Sofern sich im Hinblick auf die Gesundheitsstörungen der Klägerin keine begründete Aussicht abzeichnen sollte, die Erwerbsunfähigkeit in absehbarer Zeit zu beheben, kommt es weiter auf die Frage der Arbeitsmarktsituation an. Aus der Verwendung des Wortes "kann" in der Neufassung des § 1276 Abs 1, erster Halbsatz ist im Schrifttum gefolgert worden, daß dann, wenn die Erwerbsunfähigkeit auf der praktischen Verschlossenheit des Arbeitsmarktes beruhe, schon die bloße Möglichkeit eine Besserung der Lage auf dem Teilzeitarbeitsmarkt genüge, um die Voraussetzungen für die Gewährung einer Zeitrente als gegeben ansehen zu können (VDR-Kommentar zur RVO, Anm 1a zu § 1276 RVO, Stand: 1. Januar 1979; Zweng/Scheerer, Handbuch der Rentenversicherung, 2.Aufl Anm II 2 A zu § 1276, 11. Lfg). Der Senat hält diese Auffassung für unzutreffend, denn sie steht bereits im Widerspruch mit dem Wortlaut des Gesetzes, das in § 1276 Abs 1, erster Halbsatz die gesetzlichen Voraussetzungen der Zeitrente nennt und keinen Unterschied macht, ob die Erwerbsunfähigkeit (Berufsunfähigkeit) ausschließlich auf dem Gesundheitszustand des Berechtigten beruht oder nicht. Es kann im vorliegenden Falle dahinstehen, die Bedeutung der Änderung des Wortes "wird" in "kann" zu untersuchen, denn jedenfalls ist das Erfordernis der "begründeten" Aussicht bestehen geblieben. Eine "begründete" Aussicht verlangt, daß Gründe vorhanden sind; diese wiederum müssen, um überprüfbar zu sein, dargelegt werden. Hierfür reicht die von der Beklagten behauptete - letztlich immer bestehende - bloße Möglichkeit einer Änderung der Arbeitsmarktlage und/oder des Erhalts eines entsprechenden Teilzeitarbeitsplatzes nicht aus. Bei einem verschlossenen Arbeitsmarkt müssen zumindest Anhaltspunkte dafür bestehen, daß sich dem Versicherten noch gewisse, nicht nur vereinzelt vorkommende Möglichkeiten einer zumutbaren Beschäftigung bieten oder daß in absehbarer Zeit entsprechende Arbeitsplätze geschaffen werden.

Die Rechtsauffassung des Senats steht auch im Einklang mit dem Sinn der Regelung.

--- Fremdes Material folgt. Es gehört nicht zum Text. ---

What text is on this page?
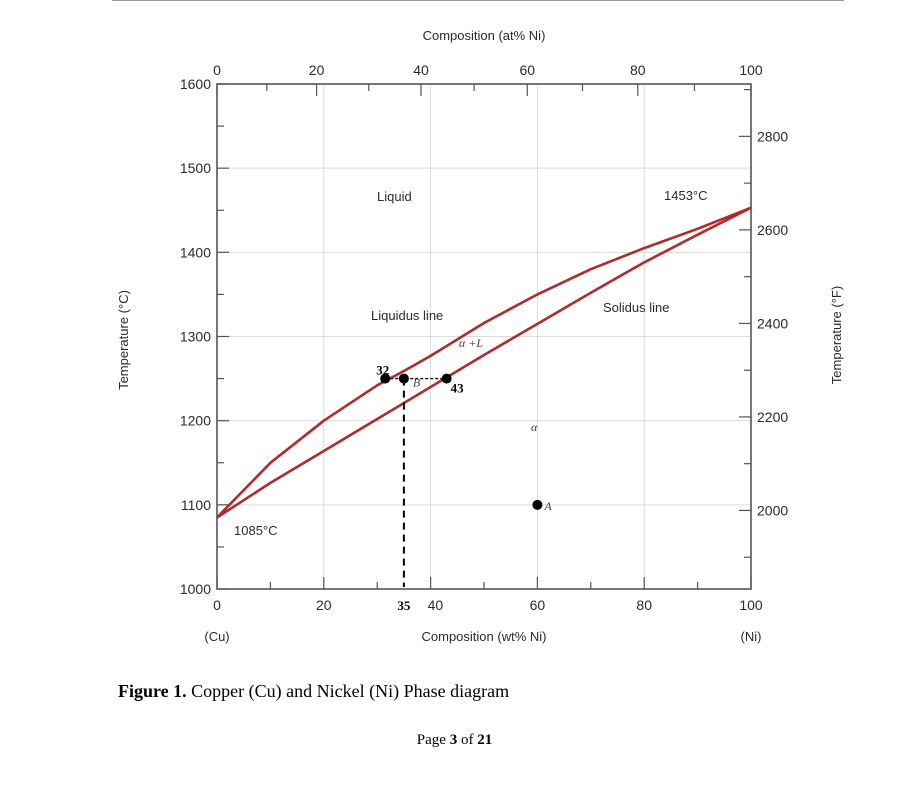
0	20	60	80	100
40
0	20	40	60	80	100
1000
1100
1200
1300
1400
1500
1600
2000
2200
2400
2600
2800
35
A
32
B 43
Composition (at% Ni)
Composition (wt% Ni)
(Cu)	(Ni)
Temperature (°C)	Temperature (°F)
Liquid
Liquidus line
Solidus line
α +L
α
1453°C
1085°C
Figure 1. Copper (Cu) and Nickel (Ni) Phase diagram
Page 3 of 21
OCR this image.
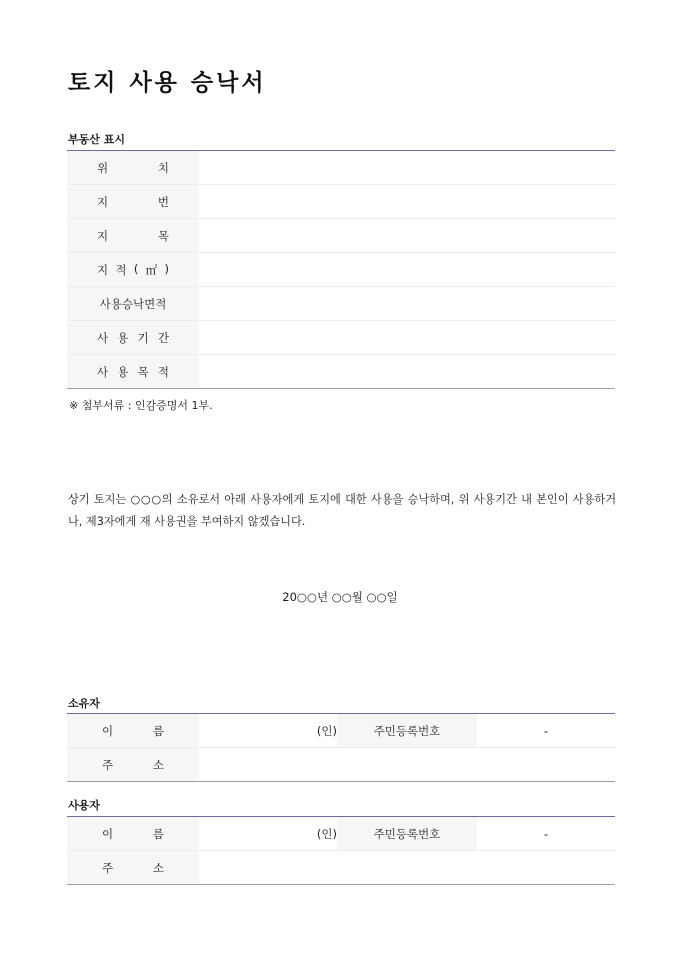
토지 사용 승낙서
부동산 표시
위 치	

지 번	

지 목	

지 적 ( ㎡ )	

사용승낙면적	

사 용 기 간	

사 용 목 적	

※ 첨부서류 : 인감증명서 1부.
상기 토지는 ○○○의 소유로서 아래 사용자에게 토지에 대한 사용을 승낙하며, 위 사용기간 내 본인이 사용하거나, 제3자에게 재 사용권을 부여하지 않겠습니다.
20○○년 ○○월 ○○일
소유자
이 름	(인)	주민등록번호	-

주 소			

사용자
이 름	(인)	주민등록번호	-

주 소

Würde - wie die Beklagte meint - die bloße Möglichkeit einer Änderung der Arbeitsmarktlage schon ausreichen, um eine begründete Aussicht auf Behebung der Erwerbsunfähigkeit anzunehmen, so wäre in nahezu allen Fällen, in denen der Rentenanspruch nicht ausschließlich auf dem Gesundheitszustand des Versicherten beruht, die Gewährung einer Zeitrente indiziert. Eine Dauerrente könnte in derartigen Fällen nur noch ausnahmsweise gewährt werden. Daß der Gesetzgeber eine derartige Verschiebung der Gewichte zwischen Dauer- und Zeitrente bei der Neufassung der Vorschrift vorgehabt hätte, läßt sich aus den Gesetzesmaterialien nicht ersehen. Es muß aber angenommen werden, daß ein derart wichtiges Vorhaben deutlich Ausdruck gefunden hätte.

Bei seinen weiteren Ermittlungen wird das LSG schließlich den Zeitpunkt des Eintritts des Versicherungsfalles klären müssen. Zwar enthält das angefochtene Urteil insoweit Feststellungen, hiergegen hat die Beklagte jedoch eine zulässige und begründete Revisionsrüge erhoben. Die Frage, wann die Erwerbsminderung der Klägerin auf weniger als vollschichtig herabgesunken ist, unterliegt medizinischer Beurteilung. Soweit der medizinische Sachverständige das zweite Halbjahr 1976 als maßgebend hat ansehen wollen, ist ihm das LSG zu Recht nicht gefolgt. Gleichwohl hätte es bei dieser Sachlage nicht von sich aus einen Zeitpunkt schätzen dürfen, sondern - gegebenenfalls nach Beiziehung weiterer Befundunterlagen - einen medizinischen Sachverständigen hören müssen. Denn eine zusätzliche gutachtliche Stellungnahme ist stets geboten, wenn das vorliegende Gutachten in sich widersprüchlich ist oder von unzutreffenden Voraussetzungen ausgeht (vgl BVerwG in Deutsche Richterzeitung -DRiZ- 1971, S 169).

Die Kostenentscheidung bleibt dem Schlußurteil vorbehalten.